Future Minerals Forum: From Ambition to Architecture
Across plenaries and closed-door discussions, FMF reinforced that the future of mining will be shaped less by whether transformation is needed, and more by how it is designed, sequenced, and governed.
- Decarbonisation is Moving from Principle to Profit
A notable shift at FMF was the framing of mining decarbonisation as an economic and operational decision, not a reputational one.
Industry leaders on the ground highlighted that over 50% of major mining companies expect to significantly change their operating models, particularly through fleet electrification and energy system redesign. Crucially, the driver is not only emissions reduction, but cost competitiveness and talent attraction.
Solar power emerged repeatedly as a case in point. In arid, sunny regions, from the US Southwest to parts of the Middle East, solar power is already proving cheaper than gas, with the added resilience advantage as hydroelectric capacity becomes less reliable due to prolonged droughts, caused by climate change. This mirrors findings from both the International Energy Agency (IEA) and World Bank, which show renewable-powered mining operations increasingly outperforming fossil-fuel-dependent sites on long-term cost curves.
Decarbonisation, in this framing, is not a compromise. It is fast becoming the rational operating choice for the first time in mining history.
- One Minerals Transition Will Not Fit All
FMF discussions also indicated a push back against the idea of a single global minerals playbook.
Different minerals exhibit radically different characteristics, from geological concentration by location and resulting processing intensity, to local value-addition potential and geopolitical sensitivity. Lithium, copper, nickel, rare earths, and polymetallic nodules do not, and cannot, be governed under uniform policy frameworks.
This reinforces a growing consensus among policymakers and investors: effective mineral strategies must be differentiated, adaptive, and importantly both regionally and locally grounded. Attempts to impose blanket rules risk slowing investment, rather than accelerating responsible supply.
- Policy Clarity is Now the Binding Constraint
Repeatedly, miners and investors returned to the same concern: uncertain policy signals, particularly in the West.
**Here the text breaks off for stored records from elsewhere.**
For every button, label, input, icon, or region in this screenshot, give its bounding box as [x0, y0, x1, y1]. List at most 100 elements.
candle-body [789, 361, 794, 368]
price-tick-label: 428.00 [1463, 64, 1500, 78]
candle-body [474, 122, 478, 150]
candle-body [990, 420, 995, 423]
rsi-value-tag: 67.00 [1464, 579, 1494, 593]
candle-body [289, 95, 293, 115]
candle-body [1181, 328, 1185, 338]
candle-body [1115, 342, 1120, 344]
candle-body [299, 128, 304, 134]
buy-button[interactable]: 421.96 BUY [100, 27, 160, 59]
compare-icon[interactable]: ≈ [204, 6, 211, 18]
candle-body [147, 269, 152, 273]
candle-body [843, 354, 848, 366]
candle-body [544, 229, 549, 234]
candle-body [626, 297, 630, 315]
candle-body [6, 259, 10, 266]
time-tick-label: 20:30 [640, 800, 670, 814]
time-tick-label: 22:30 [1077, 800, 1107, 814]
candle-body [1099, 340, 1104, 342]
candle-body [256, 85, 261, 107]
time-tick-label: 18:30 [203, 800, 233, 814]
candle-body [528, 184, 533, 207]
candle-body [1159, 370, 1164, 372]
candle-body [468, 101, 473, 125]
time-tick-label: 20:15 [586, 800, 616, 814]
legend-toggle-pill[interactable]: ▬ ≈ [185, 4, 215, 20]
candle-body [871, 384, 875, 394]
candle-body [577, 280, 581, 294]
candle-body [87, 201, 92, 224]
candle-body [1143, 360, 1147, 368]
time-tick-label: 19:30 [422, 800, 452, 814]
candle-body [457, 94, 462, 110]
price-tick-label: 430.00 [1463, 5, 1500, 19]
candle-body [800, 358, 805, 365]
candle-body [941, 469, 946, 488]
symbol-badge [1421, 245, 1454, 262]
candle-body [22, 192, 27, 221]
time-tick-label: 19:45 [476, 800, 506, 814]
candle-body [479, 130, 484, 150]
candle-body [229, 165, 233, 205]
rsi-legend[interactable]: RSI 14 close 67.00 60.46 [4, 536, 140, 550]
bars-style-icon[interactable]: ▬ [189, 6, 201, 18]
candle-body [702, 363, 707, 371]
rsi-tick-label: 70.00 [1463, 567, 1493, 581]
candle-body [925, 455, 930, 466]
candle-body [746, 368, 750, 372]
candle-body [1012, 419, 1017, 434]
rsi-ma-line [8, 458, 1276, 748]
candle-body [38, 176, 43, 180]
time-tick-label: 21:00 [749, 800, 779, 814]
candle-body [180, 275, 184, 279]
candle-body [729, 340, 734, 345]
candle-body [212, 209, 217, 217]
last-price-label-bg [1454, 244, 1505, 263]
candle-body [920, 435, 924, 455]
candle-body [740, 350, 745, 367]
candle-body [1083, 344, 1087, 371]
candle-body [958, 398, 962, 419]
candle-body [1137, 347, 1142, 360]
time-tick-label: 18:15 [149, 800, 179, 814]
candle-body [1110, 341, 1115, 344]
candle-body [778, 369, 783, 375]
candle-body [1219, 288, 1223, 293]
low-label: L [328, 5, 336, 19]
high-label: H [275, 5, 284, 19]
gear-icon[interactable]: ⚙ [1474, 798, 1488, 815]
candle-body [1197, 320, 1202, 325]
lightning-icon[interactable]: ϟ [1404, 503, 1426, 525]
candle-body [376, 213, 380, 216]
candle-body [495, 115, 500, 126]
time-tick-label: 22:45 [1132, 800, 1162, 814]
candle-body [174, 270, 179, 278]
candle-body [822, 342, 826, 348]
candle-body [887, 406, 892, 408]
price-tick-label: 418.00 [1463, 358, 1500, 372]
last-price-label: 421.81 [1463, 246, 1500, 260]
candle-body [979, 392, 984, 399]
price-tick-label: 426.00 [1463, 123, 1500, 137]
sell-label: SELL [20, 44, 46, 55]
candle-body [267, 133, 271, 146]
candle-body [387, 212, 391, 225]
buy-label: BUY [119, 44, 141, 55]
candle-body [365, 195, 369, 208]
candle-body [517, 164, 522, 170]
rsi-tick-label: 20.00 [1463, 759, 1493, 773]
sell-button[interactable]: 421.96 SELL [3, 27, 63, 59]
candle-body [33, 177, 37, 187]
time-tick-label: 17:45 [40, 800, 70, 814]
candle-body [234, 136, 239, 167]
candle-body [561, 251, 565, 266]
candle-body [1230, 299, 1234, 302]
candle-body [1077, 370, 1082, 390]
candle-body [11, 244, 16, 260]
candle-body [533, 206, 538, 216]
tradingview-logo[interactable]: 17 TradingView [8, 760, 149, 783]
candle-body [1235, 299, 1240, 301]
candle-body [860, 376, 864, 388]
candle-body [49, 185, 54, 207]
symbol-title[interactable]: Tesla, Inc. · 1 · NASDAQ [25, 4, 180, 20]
Capital-intensive, long-life assets require foresight, not just ambition. Clear regulatory pathways, credible timelines, and stable permitting regimes are now seen as more valuable than incentives alone. Where governments provide clarity, capital usually follows. In contrast, where ambiguity persists, projects tend to stall.
This aligns with OECD and IMF analysis showing that policy uncertainty, rather than commodity prices, is increasingly the primary risk factor in mining investment decisions.
- Development, Environment, and Society are not Trade-Offs
A strong message from Saudi officials and regional leaders was that mining investment can, and must, be aligned with environmental protection and social responsibility.
Rather than positioning sustainability as a constraint, FMF framed it as a condition for legitimacy, access to capital, and long-term license to operate. This echoes a wider shift away from binary “pro” or “anti” mining narratives, toward risk-based, and outcomes-focused governance.
- Technology in Mining
The mining sector needs to rethink its approach to technology. Rather than adapting problems to fit trendy solutions like AI or blockchain, we should visualise challenges first and then select the right methods. While innovation evolves rapidly, genuine expertise remains scarce, especially at the downstream level. This demands investment in capacity building, training, and infrastructure that enables producing countries to maintain data ownership and sovereignty. Ultimately, we don’t need more data, real progress depends on nurturing the full ecosystem of infrastructure, skills, and local capacity, not just deploying the latest technology.
From Conversation to Construction
FMF 2026 underscored that the minerals transition will be won not through slogans, but through carefully crafted project design and planning choices: differentiated policies, credible regulation, investment certainty, and evidence-based debate.
The challenge now is not to decide whether to act, but to ensure that action is thoughtful, proportionate, and grounded in reality.